The new European Medicines Verification System (EMVS) is a world first, and uses a 2D data matrix (barcode) to track every pack of medicines as they make their way from the manufacturer into the supply chain and on to the patient.
Medicines now also have an anti-tamper device (ATD) to ensure they are not interfered with before the patient receives them.
The system went live on Saturday 9 February, and has been introduced under new European regulations, the Falsified Medicines Directive (FMD) and is managed by a consortia of stakeholders.
A decade or more in the making, the regulations aim to eliminate the potential for fake drugs to enter the supply chain, a problem which over the years has grown into a multi-million dollar illegal industry.
The European Medicines Verification System (EMVS) is a pioneering system, and is using new technology and a dedicated network of national bodies working together to guarantee safety and security.
Hugh Pullen, president of the European Medicines Verification Organisation (EMVO), the non-profit organisation which runs the system, comments: “The EMVS has a unique structure that really makes it one of a kind. It will connect around 2,000 pharmaceutical companies, around 6,000 wholesale distribution authorisation holders, 140,000 pharmacies, 5,000 hospital pharmacies and around 2000 dispensing doctors in 28 EEA countries.”
Pullen adds that the new network is only possible because of the central EMVO team and ‘substantial’ collaboration between all stakeholders in the pharmaceutical supply chain.
EMVO says it will ensure the system remains technical stable, secure and that any issues are ironed out without any disruption. However two countries, Italy and Greece will have longer transition periods to join the system.
The organisation says that the EMVO system could well serve as a blueprint for securing the supply of medicines beyond Europe.
For the UK, the introduction of EMVS has highlighted further the problems caused by Brexit. On Friday, UK pharma industry and NHS leaders welcomed the new system, hailing it as the ‘world’s best’ medicines safety system and said it would be a ‘travesty’ if the UK had to leave the new network as part of a no-deal Brexit.
Pullen has told Securing Industry that some smaller pharma companies and pharmacies won’t yet be ready to implement the system, with national authorities allowing for a ‘soft launch’ period.
How the system works:
* Pharmaceutical manufacturers and parallel importers will now serialise the packaging of their prescription medicines with a Unique Identifier (imbedded in a two-dimensional data-matrix), as well as sealing the packaging with a tamper verification feature. The Unique Identifiers are then uploaded by the manufacturer to the European Hub (the EMVS).

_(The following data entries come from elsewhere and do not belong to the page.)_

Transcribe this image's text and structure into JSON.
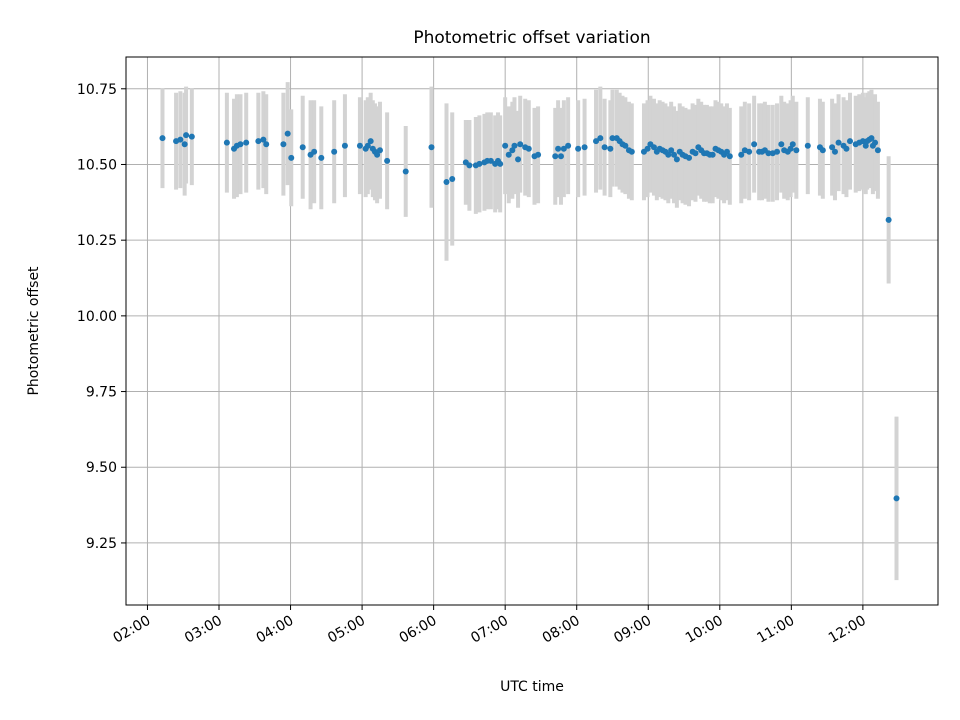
{
  "chart_data": {
    "type": "scatter",
    "title": "Photometric offset variation",
    "xlabel": "UTC time",
    "ylabel": "Photometric offset",
    "xlim": [
      1.7,
      13.05
    ],
    "ylim": [
      9.045,
      10.855
    ],
    "grid": true,
    "colors": {
      "point": "#1f77b4",
      "errorbar": "#d3d3d3",
      "grid": "#b0b0b0",
      "axis": "#000000"
    },
    "x_ticks": [
      {
        "value": 2,
        "label": "02:00"
      },
      {
        "value": 3,
        "label": "03:00"
      },
      {
        "value": 4,
        "label": "04:00"
      },
      {
        "value": 5,
        "label": "05:00"
      },
      {
        "value": 6,
        "label": "06:00"
      },
      {
        "value": 7,
        "label": "07:00"
      },
      {
        "value": 8,
        "label": "08:00"
      },
      {
        "value": 9,
        "label": "09:00"
      },
      {
        "value": 10,
        "label": "10:00"
      },
      {
        "value": 11,
        "label": "11:00"
      },
      {
        "value": 12,
        "label": "12:00"
      }
    ],
    "y_ticks": [
      {
        "value": 9.25,
        "label": "9.25"
      },
      {
        "value": 9.5,
        "label": "9.50"
      },
      {
        "value": 9.75,
        "label": "9.75"
      },
      {
        "value": 10.0,
        "label": "10.00"
      },
      {
        "value": 10.25,
        "label": "10.25"
      },
      {
        "value": 10.5,
        "label": "10.50"
      },
      {
        "value": 10.75,
        "label": "10.75"
      }
    ],
    "points": [
      [
        2.21,
        10.587,
        0.165
      ],
      [
        2.4,
        10.577,
        0.16
      ],
      [
        2.46,
        10.582,
        0.16
      ],
      [
        2.52,
        10.567,
        0.17
      ],
      [
        2.54,
        10.597,
        0.16
      ],
      [
        2.62,
        10.592,
        0.16
      ],
      [
        3.11,
        10.572,
        0.165
      ],
      [
        3.21,
        10.552,
        0.165
      ],
      [
        3.25,
        10.562,
        0.17
      ],
      [
        3.3,
        10.567,
        0.165
      ],
      [
        3.38,
        10.572,
        0.165
      ],
      [
        3.55,
        10.577,
        0.16
      ],
      [
        3.62,
        10.582,
        0.16
      ],
      [
        3.66,
        10.567,
        0.165
      ],
      [
        3.9,
        10.567,
        0.17
      ],
      [
        3.96,
        10.602,
        0.17
      ],
      [
        4.01,
        10.522,
        0.16
      ],
      [
        4.17,
        10.557,
        0.17
      ],
      [
        4.28,
        10.532,
        0.18
      ],
      [
        4.33,
        10.542,
        0.17
      ],
      [
        4.43,
        10.522,
        0.17
      ],
      [
        4.61,
        10.542,
        0.17
      ],
      [
        4.76,
        10.562,
        0.17
      ],
      [
        4.97,
        10.562,
        0.16
      ],
      [
        5.05,
        10.552,
        0.16
      ],
      [
        5.08,
        10.562,
        0.16
      ],
      [
        5.12,
        10.577,
        0.16
      ],
      [
        5.15,
        10.552,
        0.16
      ],
      [
        5.18,
        10.542,
        0.16
      ],
      [
        5.21,
        10.532,
        0.16
      ],
      [
        5.25,
        10.547,
        0.16
      ],
      [
        5.35,
        10.512,
        0.16
      ],
      [
        5.61,
        10.477,
        0.15
      ],
      [
        5.97,
        10.557,
        0.2
      ],
      [
        6.18,
        10.442,
        0.26
      ],
      [
        6.26,
        10.452,
        0.22
      ],
      [
        6.45,
        10.507,
        0.14
      ],
      [
        6.5,
        10.497,
        0.15
      ],
      [
        6.59,
        10.497,
        0.16
      ],
      [
        6.64,
        10.502,
        0.16
      ],
      [
        6.71,
        10.507,
        0.16
      ],
      [
        6.75,
        10.512,
        0.16
      ],
      [
        6.8,
        10.512,
        0.16
      ],
      [
        6.86,
        10.502,
        0.16
      ],
      [
        6.9,
        10.512,
        0.16
      ],
      [
        6.93,
        10.502,
        0.16
      ],
      [
        7.0,
        10.562,
        0.16
      ],
      [
        7.05,
        10.532,
        0.16
      ],
      [
        7.1,
        10.547,
        0.16
      ],
      [
        7.13,
        10.562,
        0.16
      ],
      [
        7.18,
        10.517,
        0.16
      ],
      [
        7.21,
        10.567,
        0.16
      ],
      [
        7.28,
        10.557,
        0.16
      ],
      [
        7.33,
        10.552,
        0.16
      ],
      [
        7.41,
        10.527,
        0.16
      ],
      [
        7.46,
        10.532,
        0.16
      ],
      [
        7.7,
        10.527,
        0.16
      ],
      [
        7.74,
        10.552,
        0.16
      ],
      [
        7.78,
        10.527,
        0.16
      ],
      [
        7.82,
        10.552,
        0.16
      ],
      [
        7.88,
        10.562,
        0.16
      ],
      [
        8.02,
        10.552,
        0.16
      ],
      [
        8.11,
        10.557,
        0.16
      ],
      [
        8.27,
        10.577,
        0.17
      ],
      [
        8.33,
        10.587,
        0.17
      ],
      [
        8.39,
        10.557,
        0.16
      ],
      [
        8.47,
        10.552,
        0.16
      ],
      [
        8.5,
        10.587,
        0.16
      ],
      [
        8.56,
        10.587,
        0.16
      ],
      [
        8.6,
        10.577,
        0.16
      ],
      [
        8.64,
        10.567,
        0.16
      ],
      [
        8.68,
        10.562,
        0.16
      ],
      [
        8.73,
        10.547,
        0.16
      ],
      [
        8.77,
        10.542,
        0.16
      ],
      [
        8.94,
        10.542,
        0.16
      ],
      [
        8.99,
        10.552,
        0.16
      ],
      [
        9.03,
        10.567,
        0.16
      ],
      [
        9.08,
        10.557,
        0.16
      ],
      [
        9.12,
        10.542,
        0.16
      ],
      [
        9.16,
        10.552,
        0.16
      ],
      [
        9.2,
        10.547,
        0.16
      ],
      [
        9.24,
        10.542,
        0.16
      ],
      [
        9.28,
        10.532,
        0.16
      ],
      [
        9.32,
        10.547,
        0.16
      ],
      [
        9.36,
        10.532,
        0.16
      ],
      [
        9.4,
        10.517,
        0.16
      ],
      [
        9.44,
        10.542,
        0.16
      ],
      [
        9.48,
        10.532,
        0.16
      ],
      [
        9.52,
        10.527,
        0.16
      ],
      [
        9.57,
        10.522,
        0.16
      ],
      [
        9.62,
        10.542,
        0.16
      ],
      [
        9.66,
        10.537,
        0.16
      ],
      [
        9.7,
        10.557,
        0.16
      ],
      [
        9.74,
        10.547,
        0.16
      ],
      [
        9.78,
        10.537,
        0.16
      ],
      [
        9.82,
        10.537,
        0.16
      ],
      [
        9.86,
        10.532,
        0.16
      ],
      [
        9.9,
        10.532,
        0.16
      ],
      [
        9.94,
        10.552,
        0.16
      ],
      [
        9.98,
        10.547,
        0.16
      ],
      [
        10.02,
        10.542,
        0.16
      ],
      [
        10.06,
        10.532,
        0.16
      ],
      [
        10.1,
        10.542,
        0.16
      ],
      [
        10.14,
        10.527,
        0.16
      ],
      [
        10.3,
        10.532,
        0.16
      ],
      [
        10.35,
        10.547,
        0.16
      ],
      [
        10.41,
        10.542,
        0.16
      ],
      [
        10.48,
        10.567,
        0.16
      ],
      [
        10.55,
        10.542,
        0.16
      ],
      [
        10.59,
        10.542,
        0.16
      ],
      [
        10.63,
        10.547,
        0.16
      ],
      [
        10.68,
        10.537,
        0.16
      ],
      [
        10.74,
        10.537,
        0.16
      ],
      [
        10.8,
        10.542,
        0.16
      ],
      [
        10.86,
        10.567,
        0.16
      ],
      [
        10.9,
        10.547,
        0.16
      ],
      [
        10.95,
        10.542,
        0.16
      ],
      [
        10.99,
        10.552,
        0.16
      ],
      [
        11.02,
        10.567,
        0.16
      ],
      [
        11.07,
        10.547,
        0.16
      ],
      [
        11.23,
        10.562,
        0.16
      ],
      [
        11.4,
        10.557,
        0.16
      ],
      [
        11.44,
        10.547,
        0.16
      ],
      [
        11.57,
        10.557,
        0.16
      ],
      [
        11.61,
        10.542,
        0.16
      ],
      [
        11.66,
        10.572,
        0.16
      ],
      [
        11.73,
        10.562,
        0.16
      ],
      [
        11.77,
        10.552,
        0.16
      ],
      [
        11.82,
        10.577,
        0.16
      ],
      [
        11.9,
        10.567,
        0.16
      ],
      [
        11.95,
        10.572,
        0.16
      ],
      [
        12.0,
        10.577,
        0.16
      ],
      [
        12.04,
        10.562,
        0.16
      ],
      [
        12.06,
        10.577,
        0.16
      ],
      [
        12.09,
        10.582,
        0.16
      ],
      [
        12.12,
        10.587,
        0.16
      ],
      [
        12.14,
        10.562,
        0.16
      ],
      [
        12.17,
        10.572,
        0.16
      ],
      [
        12.21,
        10.547,
        0.16
      ],
      [
        12.36,
        10.317,
        0.21
      ],
      [
        12.47,
        9.397,
        0.27
      ]
    ]
  }
}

* Wholesalers and other stakeholders use specially designed software to scan the data matrix on a medicine’s outer packaging to verify its authenticity as it travels through the supply chain. The verification of the Unique Identifier and authentication happens in the National Medicines Verification System (NMVS). The European Hub connects national systems in order to make them interoperable. Manufacturers use a secure connection with the European Hub to upload the data of the medicinal products.
* Before dispensing the medicines to a patient, the unique identifier will be ‘decommissioned’ from the EMVS by the pharmacist, hospital pharmacist or, in some special cases, the wholesaler. This provides a final safety measure to ensure the end point verification of the medicines’ authenticity.